It isn’t cognitive dissonance, the state does lots of things we’re not supposed to do. Like we’re not supposed to kill people, but they have whole departments built around the task.

Should the state do surveillance? Maybe some? Probably less? But the hypocrisy isn’t the problem, the overreach is.

cvnahfn 9 hours ago

The FTC is under the president's authority. This is election pandering, same as Zuckerberg's backpedaling on government censorship.

This is for getting votes from the undecided.

Everything will be back to normal (surveillance, data collection and censorship) after the election.

  • layer8 5 hours ago

    The FTC is bipartisan, no more than three of the five commissioners can belong to the same party. The present report was unanimously voted by all five.

  • singleshot_ 8 hours ago

    Begs the question of agency authority which is manifestly not resolved. You will find that the elections’ results will effect the eventual resolution of the question of the unitary executive quite dramatically.

  • munk-a 8 hours ago

    I don't know if you've been watching but the FTC has actually been extremely proactive during this cycle. Lina Khan is an excellent steward and has pushed for a lot of policy improvements that have been sorely needed - including the ban (currently suspended by a few judges) on non-competes.

    It is disingenuous to accuse the FTC of election pandering when they've been doing stuff like this for the past four years consistently.

    • srndsnd 7 hours ago

      And has sued Amazon for their use of anti-competitive pricing.

      This is just what Kahn's FTC does.

layer8 6 hours ago

Since the federal government isn’t a single mind (nor a hive mind), a cognitive dissonance can only be meaningfully located on the observer’s side.

kiba 9 hours ago

There are different organizations with different opinions. The government isn't a monolithic entity.

whimsicalism 9 hours ago

It seems entirely reasonable/consistent that we would allow some capabilities among publicly sanctioned, democratically legitimate actors while prohibiting private actors from doing the same.

In fact, many such things fall into that category.

daedrdev 9 hours ago

I would be worried if the state was conscious of what it itself was doing as a whole

bitwize 9 hours ago

And it's not just here.

The EU: Unlike the barbarians across the pond, we actually protect people's privacy rights.

Also the EU: ChAt CoNtRoL

  • ryanisnan 9 hours ago

    The problem seems deeply fundamental to what it means to be a human.

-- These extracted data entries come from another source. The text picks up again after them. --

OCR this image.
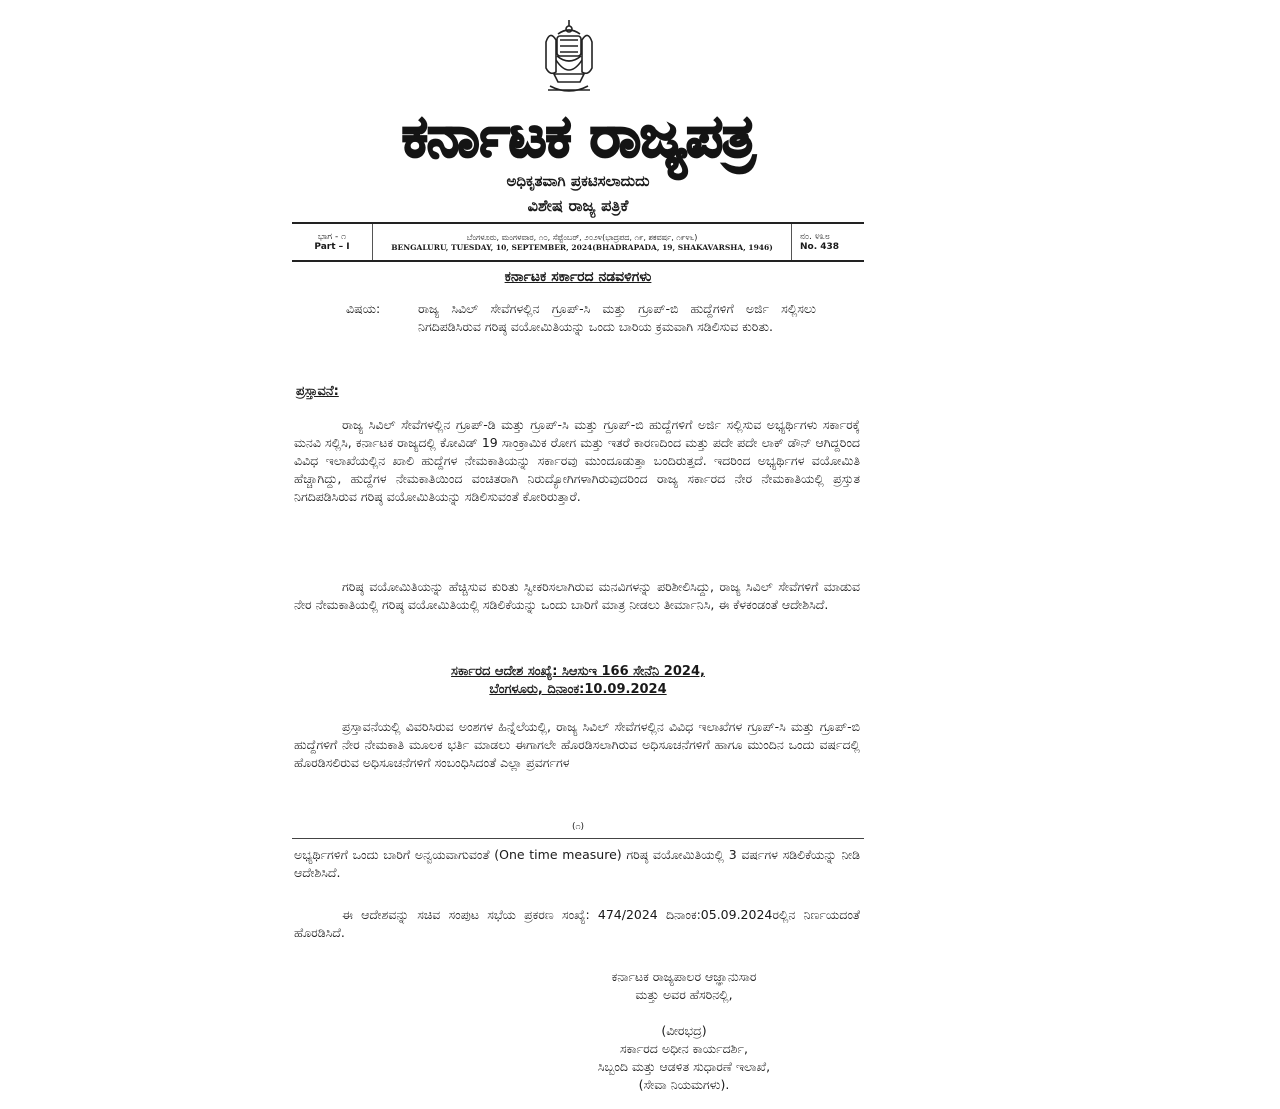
ಕರ್ನಾಟಕ ರಾಜ್ಯಪತ್ರ
ಅಧಿಕೃತವಾಗಿ ಪ್ರಕಟಿಸಲಾದುದು
ವಿಶೇಷ ರಾಜ್ಯ ಪತ್ರಿಕೆ
ಭಾಗ - ೧
Part – I
ಬೆಂಗಳೂರು, ಮಂಗಳವಾರ, ೧೦, ಸೆಪ್ಟೆಂಬರ್, ೨೦೨೪(ಭಾದ್ರಪದ, ೧೯, ಶಕವರ್ಷ, ೧೯೪೬)
BENGALURU, TUESDAY, 10, SEPTEMBER, 2024(BHADRAPADA, 19, SHAKAVARSHA, 1946)
ನಂ. ೪೩೮
No. 438
ಕರ್ನಾಟಕ ಸರ್ಕಾರದ ನಡವಳಿಗಳು
ವಿಷಯ:	ರಾಜ್ಯ ಸಿವಿಲ್ ಸೇವೆಗಳಲ್ಲಿನ ಗ್ರೂಪ್-ಸಿ ಮತ್ತು ಗ್ರೂಪ್-ಬಿ ಹುದ್ದೆಗಳಿಗೆ ಅರ್ಜಿ ಸಲ್ಲಿಸಲು ನಿಗದಿಪಡಿಸಿರುವ ಗರಿಷ್ಠ ವಯೋಮಿತಿಯನ್ನು ಒಂದು ಬಾರಿಯ ಕ್ರಮವಾಗಿ ಸಡಿಲಿಸುವ ಕುರಿತು.
ಪ್ರಸ್ತಾವನೆ:

ರಾಜ್ಯ ಸಿವಿಲ್ ಸೇವೆಗಳಲ್ಲಿನ ಗ್ರೂಪ್-ಡಿ ಮತ್ತು ಗ್ರೂಪ್-ಸಿ ಮತ್ತು ಗ್ರೂಪ್-ಬಿ ಹುದ್ದೆಗಳಿಗೆ ಅರ್ಜಿ ಸಲ್ಲಿಸುವ ಅಭ್ಯರ್ಥಿಗಳು ಸರ್ಕಾರಕ್ಕೆ ಮನವಿ ಸಲ್ಲಿಸಿ, ಕರ್ನಾಟಕ ರಾಜ್ಯದಲ್ಲಿ ಕೋವಿಡ್ 19 ಸಾಂಕ್ರಾಮಿಕ ರೋಗ ಮತ್ತು ಇತರೆ ಕಾರಣದಿಂದ ಮತ್ತು ಪದೇ ಪದೇ ಲಾಕ್ ಡೌನ್ ಆಗಿದ್ದರಿಂದ ವಿವಿಧ ಇಲಾಖೆಯಲ್ಲಿನ ಖಾಲಿ ಹುದ್ದೆಗಳ ನೇಮಕಾತಿಯನ್ನು ಸರ್ಕಾರವು ಮುಂದೂಡುತ್ತಾ ಬಂದಿರುತ್ತದೆ. ಇದರಿಂದ ಅಭ್ಯರ್ಥಿಗಳ ವಯೋಮಿತಿ ಹೆಚ್ಚಾಗಿದ್ದು, ಹುದ್ದೆಗಳ ನೇಮಕಾತಿಯಿಂದ ವಂಚಿತರಾಗಿ ನಿರುದ್ಯೋಗಿಗಳಾಗಿರುವುದರಿಂದ ರಾಜ್ಯ ಸರ್ಕಾರದ ನೇರ ನೇಮಕಾತಿಯಲ್ಲಿ ಪ್ರಸ್ತುತ ನಿಗದಿಪಡಿಸಿರುವ ಗರಿಷ್ಠ ವಯೋಮಿತಿಯನ್ನು ಸಡಿಲಿಸುವಂತೆ ಕೋರಿರುತ್ತಾರೆ.

ಗರಿಷ್ಠ ವಯೋಮಿತಿಯನ್ನು ಹೆಚ್ಚಿಸುವ ಕುರಿತು ಸ್ವೀಕರಿಸಲಾಗಿರುವ ಮನವಿಗಳನ್ನು ಪರಿಶೀಲಿಸಿದ್ದು, ರಾಜ್ಯ ಸಿವಿಲ್ ಸೇವೆಗಳಿಗೆ ಮಾಡುವ ನೇರ ನೇಮಕಾತಿಯಲ್ಲಿ ಗರಿಷ್ಠ ವಯೋಮಿತಿಯಲ್ಲಿ ಸಡಿಲಿಕೆಯನ್ನು ಒಂದು ಬಾರಿಗೆ ಮಾತ್ರ ನೀಡಲು ತೀರ್ಮಾನಿಸಿ, ಈ ಕೆಳಕಂಡಂತೆ ಆದೇಶಿಸಿದೆ.

ಸರ್ಕಾರದ ಆದೇಶ ಸಂಖ್ಯೆ: ಸಿಆಸುಇ 166 ಸೇನೆನಿ 2024,
ಬೆಂಗಳೂರು, ದಿನಾಂಕ:10.09.2024

ಪ್ರಸ್ತಾವನೆಯಲ್ಲಿ ವಿವರಿಸಿರುವ ಅಂಶಗಳ ಹಿನ್ನೆಲೆಯಲ್ಲಿ, ರಾಜ್ಯ ಸಿವಿಲ್ ಸೇವೆಗಳಲ್ಲಿನ ವಿವಿಧ ಇಲಾಖೆಗಳ ಗ್ರೂಪ್-ಸಿ ಮತ್ತು ಗ್ರೂಪ್-ಬಿ ಹುದ್ದೆಗಳಿಗೆ ನೇರ ನೇಮಕಾತಿ ಮೂಲಕ ಭರ್ತಿ ಮಾಡಲು ಈಗಾಗಲೇ ಹೊರಡಿಸಲಾಗಿರುವ ಅಧಿಸೂಚನೆಗಳಿಗೆ ಹಾಗೂ ಮುಂದಿನ ಒಂದು ವರ್ಷದಲ್ಲಿ ಹೊರಡಿಸಲಿರುವ ಅಧಿಸೂಚನೆಗಳಿಗೆ ಸಂಬಂಧಿಸಿದಂತೆ ಎಲ್ಲಾ ಪ್ರವರ್ಗಗಳ

(೧)

ಅಭ್ಯರ್ಥಿಗಳಿಗೆ ಒಂದು ಬಾರಿಗೆ ಅನ್ವಯವಾಗುವಂತೆ (One time measure) ಗರಿಷ್ಠ ವಯೋಮಿತಿಯಲ್ಲಿ 3 ವರ್ಷಗಳ ಸಡಿಲಿಕೆಯನ್ನು ನೀಡಿ ಆದೇಶಿಸಿದೆ.

ಈ ಆದೇಶವನ್ನು ಸಚಿವ ಸಂಪುಟ ಸಭೆಯ ಪ್ರಕರಣ ಸಂಖ್ಯೆ: 474/2024 ದಿನಾಂಕ:05.09.2024ರಲ್ಲಿನ ನಿರ್ಣಯದಂತೆ ಹೊರಡಿಸಿದೆ.

ಕರ್ನಾಟಕ ರಾಜ್ಯಪಾಲರ ಆಜ್ಞಾನುಸಾರ
ಮತ್ತು ಅವರ ಹೆಸರಿನಲ್ಲಿ,
(ವೀರಭದ್ರ)
ಸರ್ಕಾರದ ಅಧೀನ ಕಾರ್ಯದರ್ಶಿ,
ಸಿಬ್ಬಂದಿ ಮತ್ತು ಆಡಳಿತ ಸುಧಾರಣೆ ಇಲಾಖೆ,
(ಸೇವಾ ನಿಯಮಗಳು).
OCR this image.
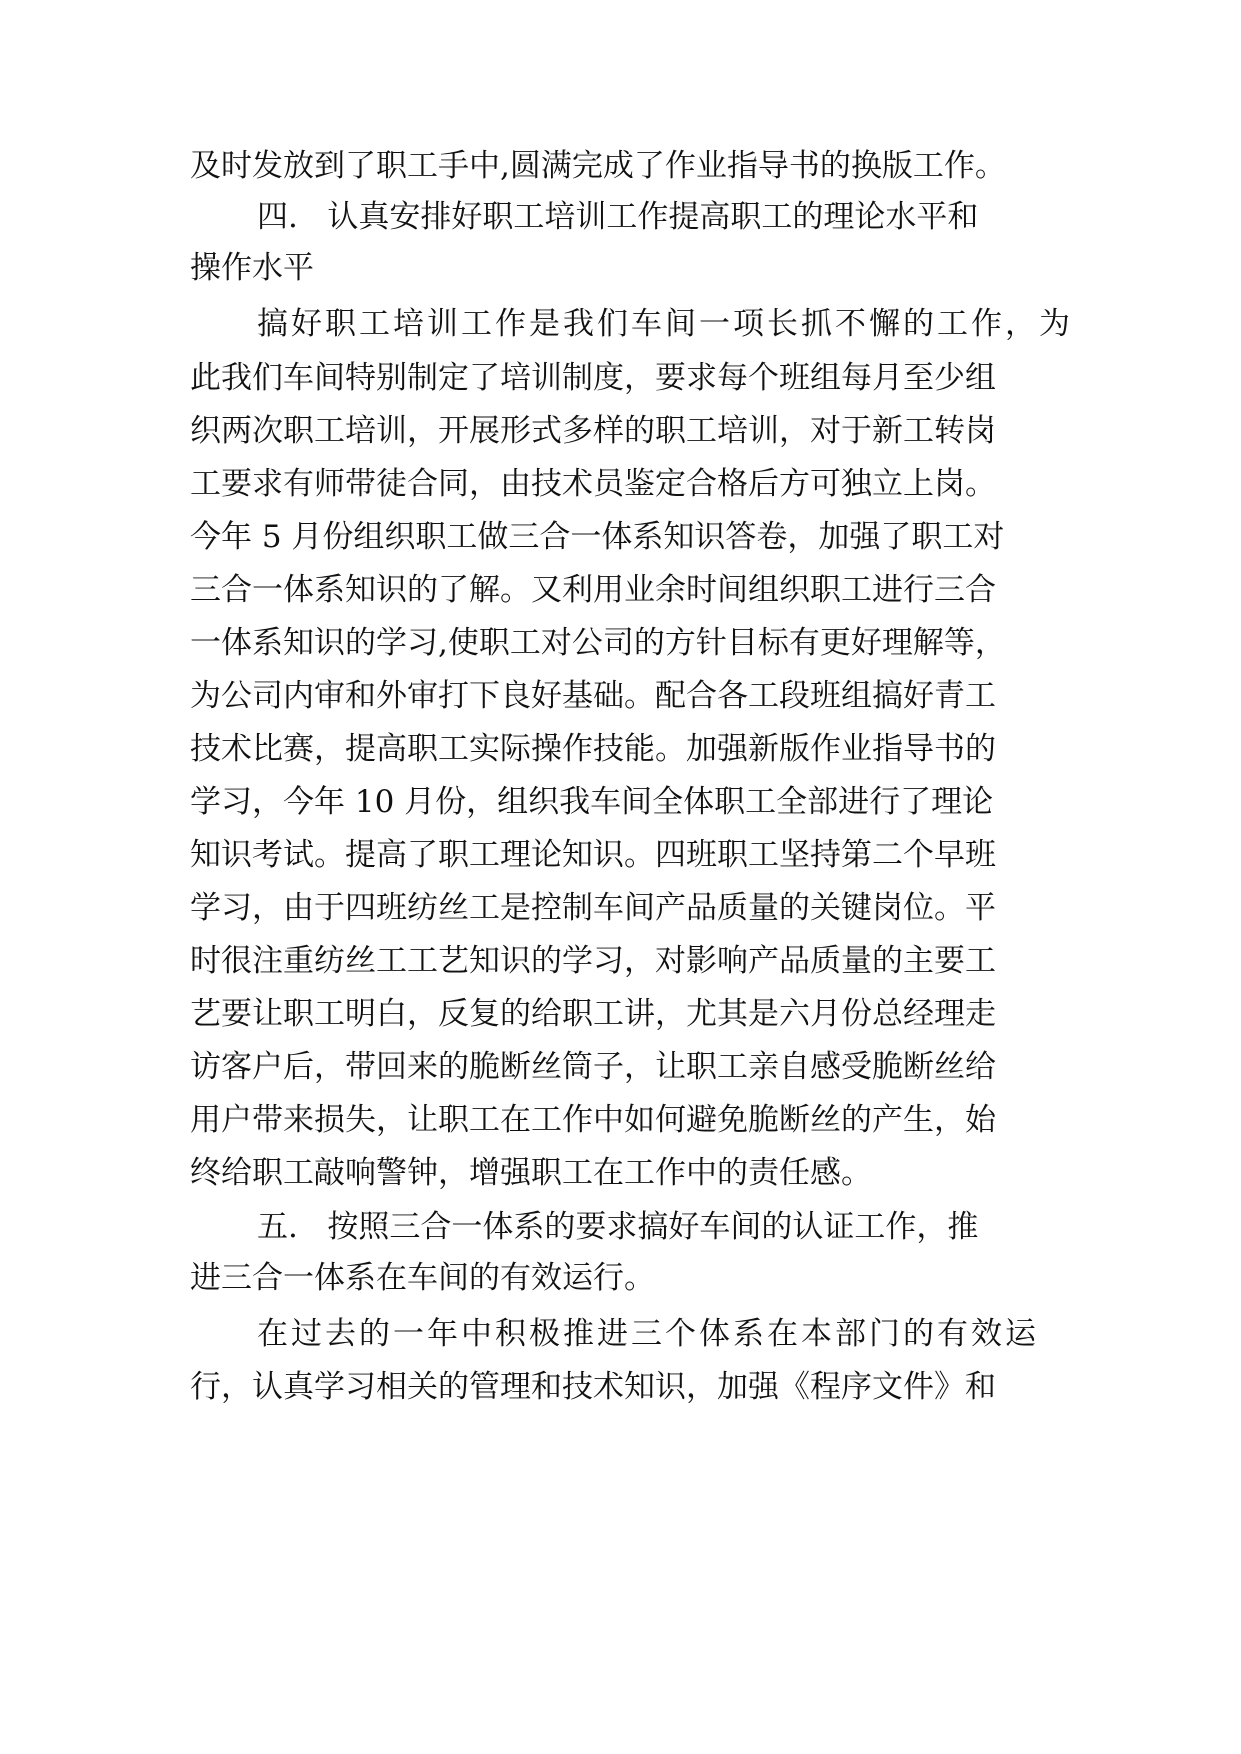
及时发放到了职工手中,圆满完成了作业指导书的换版工作。
四.   认真安排好职工培训工作提高职工的理论水平和
操作水平
搞好职工培训工作是我们车间一项长抓不懈的工作，为
此我们车间特别制定了培训制度，要求每个班组每月至少组
织两次职工培训，开展形式多样的职工培训，对于新工转岗
工要求有师带徒合同，由技术员鉴定合格后方可独立上岗。
今年 5 月份组织职工做三合一体系知识答卷，加强了职工对
三合一体系知识的了解。又利用业余时间组织职工进行三合
一体系知识的学习,使职工对公司的方针目标有更好理解等，
为公司内审和外审打下良好基础。配合各工段班组搞好青工
技术比赛，提高职工实际操作技能。加强新版作业指导书的
学习，今年 10 月份，组织我车间全体职工全部进行了理论
知识考试。提高了职工理论知识。四班职工坚持第二个早班
学习，由于四班纺丝工是控制车间产品质量的关键岗位。平
时很注重纺丝工工艺知识的学习，对影响产品质量的主要工
艺要让职工明白，反复的给职工讲，尤其是六月份总经理走
访客户后，带回来的脆断丝筒子，让职工亲自感受脆断丝给
用户带来损失，让职工在工作中如何避免脆断丝的产生，始
终给职工敲响警钟，增强职工在工作中的责任感。
五.   按照三合一体系的要求搞好车间的认证工作，推
进三合一体系在车间的有效运行。
在过去的一年中积极推进三个体系在本部门的有效运
行，认真学习相关的管理和技术知识，加强《程序文件》和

    On one hand, there's a lack of clear leadership, unifying the societal approach, on top of inherently different value systems held by those individuals.

    It seems like increasingly, it's up to technologists, like ones who author our anti-surveillance tools, to create a free way forward.

  • whimsicalism 9 hours ago

    this view presupposes the state as “just another actor” as opposed to a privileged one that can take actions that private actors can’t

    • lupusreal 9 hours ago

      In the matter of corporations vs governments, if you tally up number of people shot it's clear which of the two is more dangerous. You would think Europe of all regions would be quick to recognize this.

      I don't like corporations spying on me, but it doesn't scare me nearly as much as the government doing it. In fact the principle risk from corporations keeping databases is giving the government something to snatch.

      • whimsicalism 8 hours ago

        because the government has a monopoly on violence. i would much prefer that to corporations being able to wage war themselves

        • lupusreal 7 hours ago

          Who is arguing for corporations to wage war? What an absolutely insane strawman. What I am arguing against is letting governments grant themselves the ability to spy on their own populations on an unprecedented scale, because governments "waging war" (mass murder) against their own people is a historically common occurrence.

    • Karunamon 9 hours ago

      Those privileged actions are mostly irrelevant when discussing mass surveillance. Doubly so since they can just buy or acquire the data from corps.

  • immibis 7 hours ago

    The EU has multiple parts. One part keeps asking for chat control, and another part keeps saying no.